View Full Version : Equipment test
vvizard
24th of April 2004 (Sat), 09:38
Cool, a friend dropped in, just back from some weeks in Texas. He brought back a 10D with Big-ED, 17-40L, EF 85mm 1.8 and Sigma 20 f/1.8. So while he and my father drinks their coffee, I take his lenses out for a spin.. See you later =)
vvizard
24th of April 2004 (Sat), 10:55
The Sigma 20mm f/1.8 will definetly be put on my list of future purchases. Sure the lack of HSM makes it noisy, and the clutch-system for af/mf sucks, but hey, it's wide and fast, and from the few test-shots I did, the quality of the shots became very good. And the focus-distance.. WOW!
But of course, the 17-40L looked just as good from my testshots, _and_ gives the benefits of a zoom. But it's sloooow.
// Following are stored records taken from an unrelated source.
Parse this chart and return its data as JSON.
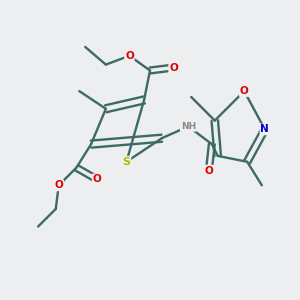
{
  "background_color": "#eceef0",
  "bond_color": "#3d6b63",
  "atom_colors": {
    "S": "#b8b800",
    "O": "#dd0000",
    "N": "#0000cc",
    "H": "#888888",
    "C": "#3d6b63"
  },
  "figsize": [
    3.0,
    3.0
  ],
  "dpi": 100
}
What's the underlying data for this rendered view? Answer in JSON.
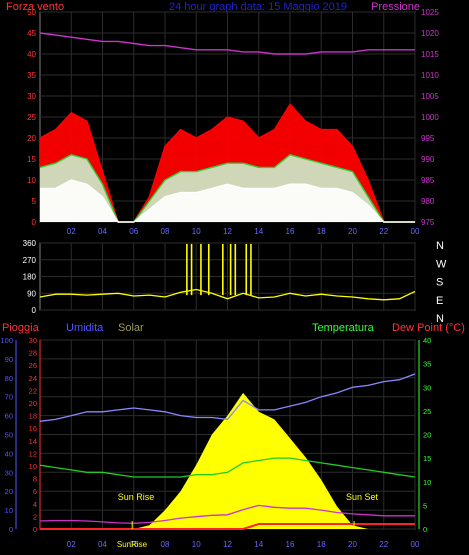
{
  "header": {
    "left_label": "Forza vento",
    "title": "24 hour graph data:  15 Maggio 2019",
    "right_label": "Pressione"
  },
  "colors": {
    "background": "#000000",
    "grid": "#2c2c2c",
    "frame": "#7f7f7f",
    "wind_speed": "#ff0000",
    "wind_avg": "#33cc33",
    "wind_gust": "#ffffff",
    "wind_low": "#cceecc",
    "pressure": "#cc33cc",
    "wind_dir": "#ffff00",
    "rain": "#ff2222",
    "humidity": "#8888ff",
    "solar": "#ffff00",
    "temperature": "#22cc22",
    "dewpoint": "#cc33cc",
    "label_red": "#ff3333",
    "label_blue": "#5555ff",
    "label_green": "#33ff33",
    "label_pressure": "#cc33cc",
    "label_solar": "#999966"
  },
  "chart_data": [
    {
      "type": "line",
      "title": "24 hour graph data:  15 Maggio 2019",
      "xlabel": "",
      "x_tick_labels": [
        "02",
        "04",
        "06",
        "08",
        "10",
        "12",
        "14",
        "16",
        "18",
        "20",
        "22",
        "00"
      ],
      "y_left_label": "Forza vento",
      "y_left_ticks": [
        0,
        5,
        10,
        15,
        20,
        25,
        30,
        35,
        40,
        45,
        50
      ],
      "ylim_left": [
        0,
        50
      ],
      "y_right_label": "Pressione",
      "y_right_ticks": [
        975,
        980,
        985,
        990,
        995,
        1000,
        1005,
        1010,
        1015,
        1020,
        1025
      ],
      "ylim_right": [
        975,
        1025
      ],
      "x_hours": [
        0,
        1,
        2,
        3,
        4,
        5,
        6,
        7,
        8,
        9,
        10,
        11,
        12,
        13,
        14,
        15,
        16,
        17,
        18,
        19,
        20,
        21,
        22,
        23,
        24
      ],
      "series": [
        {
          "name": "Forza vento",
          "axis": "left",
          "color_key": "wind_speed",
          "values": [
            20,
            22,
            26,
            24,
            12,
            0,
            0,
            6,
            18,
            22,
            20,
            22,
            25,
            24,
            20,
            22,
            28,
            24,
            22,
            22,
            18,
            10,
            0,
            0,
            0
          ]
        },
        {
          "name": "",
          "axis": "left",
          "color_key": "wind_avg",
          "values": [
            13,
            14,
            16,
            15,
            9,
            0,
            0,
            5,
            10,
            12,
            12,
            13,
            14,
            14,
            13,
            13,
            16,
            15,
            14,
            13,
            12,
            6,
            0,
            0,
            0
          ]
        },
        {
          "name": "",
          "axis": "left",
          "color_key": "wind_gust",
          "values": [
            8,
            8,
            10,
            9,
            6,
            0,
            0,
            3,
            6,
            7,
            7,
            8,
            9,
            8,
            8,
            8,
            9,
            9,
            8,
            8,
            7,
            4,
            0,
            0,
            0
          ]
        },
        {
          "name": "Pressione",
          "axis": "right",
          "color_key": "pressure",
          "values": [
            1020,
            1019.5,
            1019,
            1018.5,
            1018,
            1018,
            1017.5,
            1017,
            1017,
            1016.5,
            1016,
            1016,
            1016,
            1015.5,
            1015.5,
            1015,
            1015,
            1015,
            1015.5,
            1015.5,
            1015.5,
            1016,
            1016,
            1016,
            1016
          ]
        }
      ]
    },
    {
      "type": "line",
      "xlabel": "",
      "y_ticks": [
        0,
        90,
        180,
        270,
        360
      ],
      "ylim": [
        0,
        360
      ],
      "compass_labels": [
        "N",
        "W",
        "S",
        "E",
        "N"
      ],
      "x_hours": [
        0,
        1,
        2,
        3,
        4,
        5,
        6,
        7,
        8,
        9,
        10,
        11,
        12,
        13,
        14,
        15,
        16,
        17,
        18,
        19,
        20,
        21,
        22,
        23,
        24
      ],
      "series": [
        {
          "name": "",
          "color_key": "wind_dir",
          "values": [
            70,
            85,
            85,
            80,
            85,
            90,
            75,
            80,
            70,
            95,
            110,
            90,
            60,
            90,
            65,
            70,
            90,
            75,
            85,
            75,
            70,
            60,
            55,
            60,
            100
          ]
        }
      ],
      "spikes_hours": [
        9.4,
        9.7,
        10.3,
        10.8,
        11.7,
        12.2,
        12.5,
        13.2,
        13.5
      ]
    },
    {
      "type": "line",
      "xlabel": "",
      "x_tick_labels": [
        "02",
        "04",
        "06",
        "08",
        "10",
        "12",
        "14",
        "16",
        "18",
        "20",
        "22",
        "00"
      ],
      "y_axes": [
        {
          "label": "Umidita",
          "ticks": [
            0,
            10,
            20,
            30,
            40,
            50,
            60,
            70,
            80,
            90,
            100
          ],
          "ylim": [
            0,
            100
          ]
        },
        {
          "label": "Pioggia",
          "ticks": [
            0,
            2,
            4,
            6,
            8,
            10,
            12,
            14,
            16,
            18,
            20,
            22,
            24,
            26,
            28,
            30
          ],
          "ylim": [
            0,
            30
          ]
        },
        {
          "label": "Dew Point (°C)",
          "ticks": [
            0,
            5,
            10,
            15,
            20,
            25,
            30,
            35,
            40
          ],
          "ylim": [
            0,
            40
          ]
        }
      ],
      "labels": {
        "rain": "Pioggia",
        "humidity": "Umidita",
        "solar": "Solar",
        "temperature": "Temperatura",
        "dewpoint": "Dew Point (°C)",
        "sun_rise": "Sun Rise",
        "sun_set": "Sun Set",
        "sun_rise_axis": "SunRise"
      },
      "x_hours": [
        0,
        1,
        2,
        3,
        4,
        5,
        6,
        7,
        8,
        9,
        10,
        11,
        12,
        13,
        14,
        15,
        16,
        17,
        18,
        19,
        20,
        21,
        22,
        23,
        24
      ],
      "series": [
        {
          "name": "Umidita",
          "axis": "humidity",
          "color_key": "humidity",
          "values": [
            57,
            58,
            60,
            62,
            62,
            63,
            64,
            63,
            62,
            60,
            59,
            59,
            58,
            68,
            63,
            63,
            65,
            67,
            70,
            72,
            75,
            76,
            78,
            79,
            82
          ]
        },
        {
          "name": "Temperatura",
          "axis": "dewpoint",
          "color_key": "temperature",
          "values": [
            13.5,
            13,
            12.5,
            12,
            12,
            11.5,
            11,
            11,
            11,
            11,
            11.5,
            11.5,
            12,
            14,
            14.5,
            15,
            15,
            14.5,
            14,
            13.5,
            13,
            12.5,
            12,
            11.5,
            11
          ]
        },
        {
          "name": "Dew Point (°C)",
          "axis": "dewpoint",
          "color_key": "dewpoint",
          "values": [
            1.7,
            1.8,
            1.8,
            1.7,
            1.5,
            1.3,
            1.2,
            1.4,
            1.8,
            2.3,
            2.6,
            2.9,
            3.0,
            4.1,
            5.0,
            4.6,
            4.4,
            4.4,
            4.0,
            3.5,
            3.2,
            3.0,
            2.8,
            2.8,
            2.8
          ]
        },
        {
          "name": "Pioggia",
          "axis": "rain",
          "color_key": "rain",
          "values": [
            0,
            0,
            0,
            0,
            0,
            0,
            0,
            0,
            0,
            0,
            0,
            0,
            0,
            0,
            0.8,
            0.8,
            0.8,
            0.8,
            0.8,
            0.8,
            0.8,
            0.8,
            0.8,
            0.8,
            0.8
          ]
        },
        {
          "name": "Solar",
          "axis": "humidity",
          "color_key": "solar",
          "values": [
            0,
            0,
            0,
            0,
            0,
            0,
            0,
            2,
            10,
            20,
            34,
            50,
            60,
            72,
            62,
            58,
            48,
            38,
            26,
            12,
            2,
            0,
            0,
            0,
            0
          ]
        }
      ],
      "sun_rise_hour": 5.9,
      "sun_set_hour": 20.1
    }
  ]
}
Good landscape-lense, but I need the fast aperture for indoor-shooting, so the sigma is higher on my list for now. When I can justify a dedicated landscape-lense, the 17-40 will probably be the one.
85mm f/1.8.. Nice, good results, fast. Maybe I'll get it some day, I could definetly see occasions where it would be handy. Didn't remark itself in focus-distance, but the quality was very nice.
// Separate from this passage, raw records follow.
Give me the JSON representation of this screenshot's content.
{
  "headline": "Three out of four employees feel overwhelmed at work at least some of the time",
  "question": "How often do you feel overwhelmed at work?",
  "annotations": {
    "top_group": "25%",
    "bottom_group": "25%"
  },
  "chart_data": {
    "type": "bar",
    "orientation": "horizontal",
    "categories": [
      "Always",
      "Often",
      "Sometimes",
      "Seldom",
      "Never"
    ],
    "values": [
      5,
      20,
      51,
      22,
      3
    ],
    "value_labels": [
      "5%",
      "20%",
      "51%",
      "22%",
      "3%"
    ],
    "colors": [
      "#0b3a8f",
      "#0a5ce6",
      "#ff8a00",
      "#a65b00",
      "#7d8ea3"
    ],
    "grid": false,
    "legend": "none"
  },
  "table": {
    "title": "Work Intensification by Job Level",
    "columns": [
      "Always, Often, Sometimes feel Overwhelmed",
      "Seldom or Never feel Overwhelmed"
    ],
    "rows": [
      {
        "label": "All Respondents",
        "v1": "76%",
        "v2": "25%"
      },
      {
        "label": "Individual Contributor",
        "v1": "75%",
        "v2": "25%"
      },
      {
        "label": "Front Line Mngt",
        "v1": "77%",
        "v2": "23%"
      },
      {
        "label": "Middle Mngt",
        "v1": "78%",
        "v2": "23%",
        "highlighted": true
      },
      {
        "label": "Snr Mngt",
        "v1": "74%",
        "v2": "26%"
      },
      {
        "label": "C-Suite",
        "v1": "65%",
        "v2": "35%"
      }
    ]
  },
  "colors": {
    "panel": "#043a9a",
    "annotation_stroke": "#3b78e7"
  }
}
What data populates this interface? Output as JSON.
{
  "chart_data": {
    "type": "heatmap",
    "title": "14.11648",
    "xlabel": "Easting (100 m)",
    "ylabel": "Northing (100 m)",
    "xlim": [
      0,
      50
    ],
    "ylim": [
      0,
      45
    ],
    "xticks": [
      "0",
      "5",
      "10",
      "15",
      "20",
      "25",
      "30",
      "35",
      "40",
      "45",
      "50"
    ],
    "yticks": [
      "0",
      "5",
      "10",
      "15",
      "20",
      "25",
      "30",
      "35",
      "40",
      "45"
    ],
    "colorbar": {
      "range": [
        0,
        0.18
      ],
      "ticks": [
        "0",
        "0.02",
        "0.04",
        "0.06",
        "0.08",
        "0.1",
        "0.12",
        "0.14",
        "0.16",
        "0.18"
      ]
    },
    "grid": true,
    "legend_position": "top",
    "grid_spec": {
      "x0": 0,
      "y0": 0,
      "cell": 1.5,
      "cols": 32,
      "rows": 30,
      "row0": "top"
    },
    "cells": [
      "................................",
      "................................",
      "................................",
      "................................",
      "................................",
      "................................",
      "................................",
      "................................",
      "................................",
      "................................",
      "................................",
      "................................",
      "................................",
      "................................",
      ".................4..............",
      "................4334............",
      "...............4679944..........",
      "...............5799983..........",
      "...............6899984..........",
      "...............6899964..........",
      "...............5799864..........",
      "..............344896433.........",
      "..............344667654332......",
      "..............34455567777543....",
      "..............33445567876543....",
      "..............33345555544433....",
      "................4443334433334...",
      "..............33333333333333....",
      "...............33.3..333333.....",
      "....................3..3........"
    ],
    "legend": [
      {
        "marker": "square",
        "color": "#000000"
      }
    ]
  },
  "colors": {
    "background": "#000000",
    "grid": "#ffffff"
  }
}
BIG-ED.. I _NEED_ this one. His camera just feels so much better than mine do :( And the extended batteries would come in handy.... the day 8GB microdrives get cheap ;)
550EX. Oh halleluja! I'm owning one before next winter, for sure. The indoor-portraits I took of the owner of the equipment and my dad, as they where talking in the couch really looked natural, and had a very nice and warm touch. Not even comparable to shooting straight into their face with the inbuilt one..
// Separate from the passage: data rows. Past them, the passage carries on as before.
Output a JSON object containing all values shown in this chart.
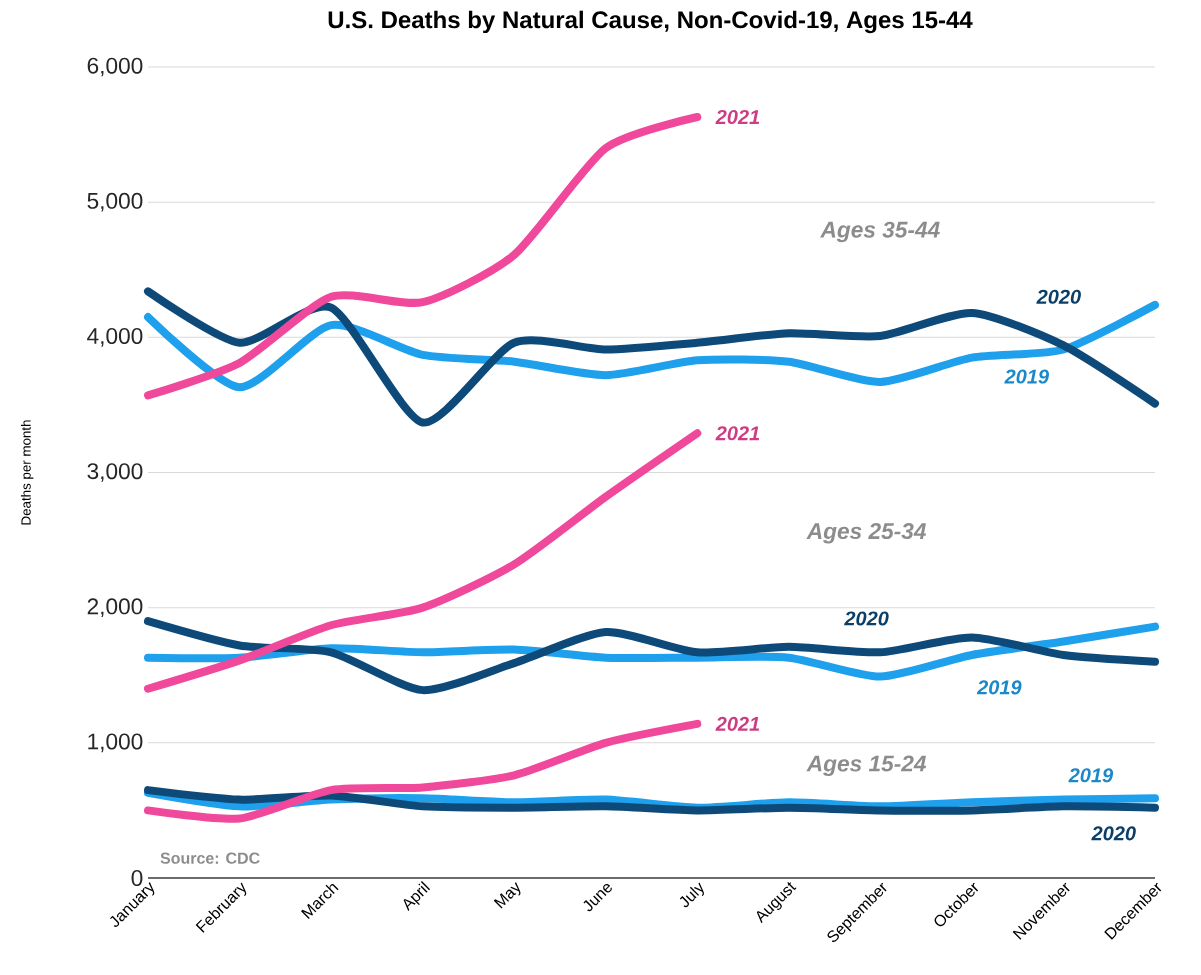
{
  "chart_data": {
    "type": "line",
    "title": "U.S. Deaths by Natural Cause, Non-Covid-19, Ages 15-44",
    "ylabel": "Deaths per month",
    "categories": [
      "January",
      "February",
      "March",
      "April",
      "May",
      "June",
      "July",
      "August",
      "September",
      "October",
      "November",
      "December"
    ],
    "series": [
      {
        "name": "2019",
        "color": "#1fa0ec",
        "values": [
          4150,
          3630,
          4090,
          3870,
          3820,
          3720,
          3830,
          3820,
          3670,
          3850,
          3910,
          4240
        ]
      },
      {
        "name": "2020",
        "color": "#0d4a7a",
        "values": [
          4340,
          3960,
          4220,
          3370,
          3960,
          3910,
          3960,
          4030,
          4010,
          4180,
          3940,
          3510
        ]
      },
      {
        "name": "2021",
        "color": "#f0489a",
        "values": [
          3570,
          3810,
          4300,
          4260,
          4610,
          5400,
          5630,
          null,
          null,
          null,
          null,
          null
        ]
      },
      {
        "name": "2019",
        "color": "#1fa0ec",
        "values": [
          1630,
          1630,
          1700,
          1670,
          1690,
          1630,
          1630,
          1630,
          1490,
          1650,
          1750,
          1860
        ]
      },
      {
        "name": "2020",
        "color": "#0d4a7a",
        "values": [
          1900,
          1720,
          1670,
          1390,
          1590,
          1820,
          1670,
          1710,
          1670,
          1780,
          1650,
          1600
        ]
      },
      {
        "name": "2021",
        "color": "#f0489a",
        "values": [
          1400,
          1610,
          1870,
          2000,
          2320,
          2820,
          3290,
          null,
          null,
          null,
          null,
          null
        ]
      },
      {
        "name": "2019",
        "color": "#1fa0ec",
        "values": [
          630,
          530,
          580,
          590,
          560,
          580,
          520,
          560,
          530,
          560,
          580,
          590
        ]
      },
      {
        "name": "2020",
        "color": "#0d4a7a",
        "values": [
          650,
          580,
          610,
          530,
          520,
          530,
          500,
          520,
          500,
          500,
          530,
          520
        ]
      },
      {
        "name": "2021",
        "color": "#f0489a",
        "values": [
          500,
          440,
          650,
          670,
          760,
          1000,
          1140,
          null,
          null,
          null,
          null,
          null
        ]
      }
    ],
    "ylim": [
      0,
      6000
    ],
    "yticks": [
      0,
      {
        "value": 1000,
        "label": "1,000"
      },
      {
        "value": 2000,
        "label": "2,000"
      },
      {
        "value": 3000,
        "label": "3,000"
      },
      {
        "value": 4000,
        "label": "4,000"
      },
      {
        "value": 5000,
        "label": "5,000"
      },
      {
        "value": 6000,
        "label": "6,000"
      }
    ],
    "grid": "y",
    "marker": "none",
    "line_style": "solid",
    "annotations": [
      "Ages 35-44",
      "Ages 25-34",
      "Ages 15-24",
      "Source: CDC"
    ]
  }
}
And that's all the equipment I managed to try today. But feel free to mail me other nice equipment, and I shall put up my personall mini-review of it =D
And that's all the
Guillermo Freige
24th of April 2004 (Sat), 14:08
vvisard:
The 20/1.8 is a very good lens.... but not at 1.8 !
It start to be useful after f/2.5 or so and to f/12. After start to be increasely soft again (difraction problems?)
Wideopen it has a lot of ghosting and purple fringing, and it´s very soft!
You can find my series of shots at different apertures here:
http://www.photo-forums.com/WebX?50@95.l6KgbLKLbfF.3@.ee985e7/0
CyberDyneSystems
24th of April 2004 (Sat), 14:29
I'm pretty sure that the 20mm f/1.8 sufferes from "this one is better than that one" QC problems as many Sigma's are reported to do.
There seem to be ones out there that can be pretty damn sharp at 1.8... but obviously not all of them.
vvizard
24th of April 2004 (Sat), 21:05
I didn't test it against cromatic abbrevations (or however it's spelled (English not native language). But I tested it to shoot a flower, at all apartures from 1.8 to 4.0 or so, and the flower was very sharp on all of them. Hard to tell if the corners where screwed, since on those apartures, everyting except the flower itself was out of focus. I will mainly have this lens for an indoor-lens shooting concerts and other events with poor lightning, so I think it will do fine. Definetly (still) high on my list of future purchases :)
Kevin M
25th of April 2004 (Sun), 15:53
The Sigma 20mm f/1.8 is a mediocre performer at 1.8 - but will catch those poor light shots where critical sharpness will be excused anyway. Stopped down it performs very satisfactorily - across the frame - considering it's price tag. Colour is neutral and CA is well under control. Distortion is on a par with what you would expect form a 20mm lens.
http://homepage.eircom.net/~bot/paint/10d-img/lan4.jpg
www.titanicart.com[/img]
vvizard
25th of April 2004 (Sun), 23:11
It suits my needs quite good then. The times I need 1.4 or 1.8 is incredible seldom due to the reduced DOF it gives, but rather as a needed tool to go alongside ISO-800 or ISO-1600. And at those ISO-levels, some sharpness-loss is a lot easier to forgive, as the noise will be the worst "enemy" anyway.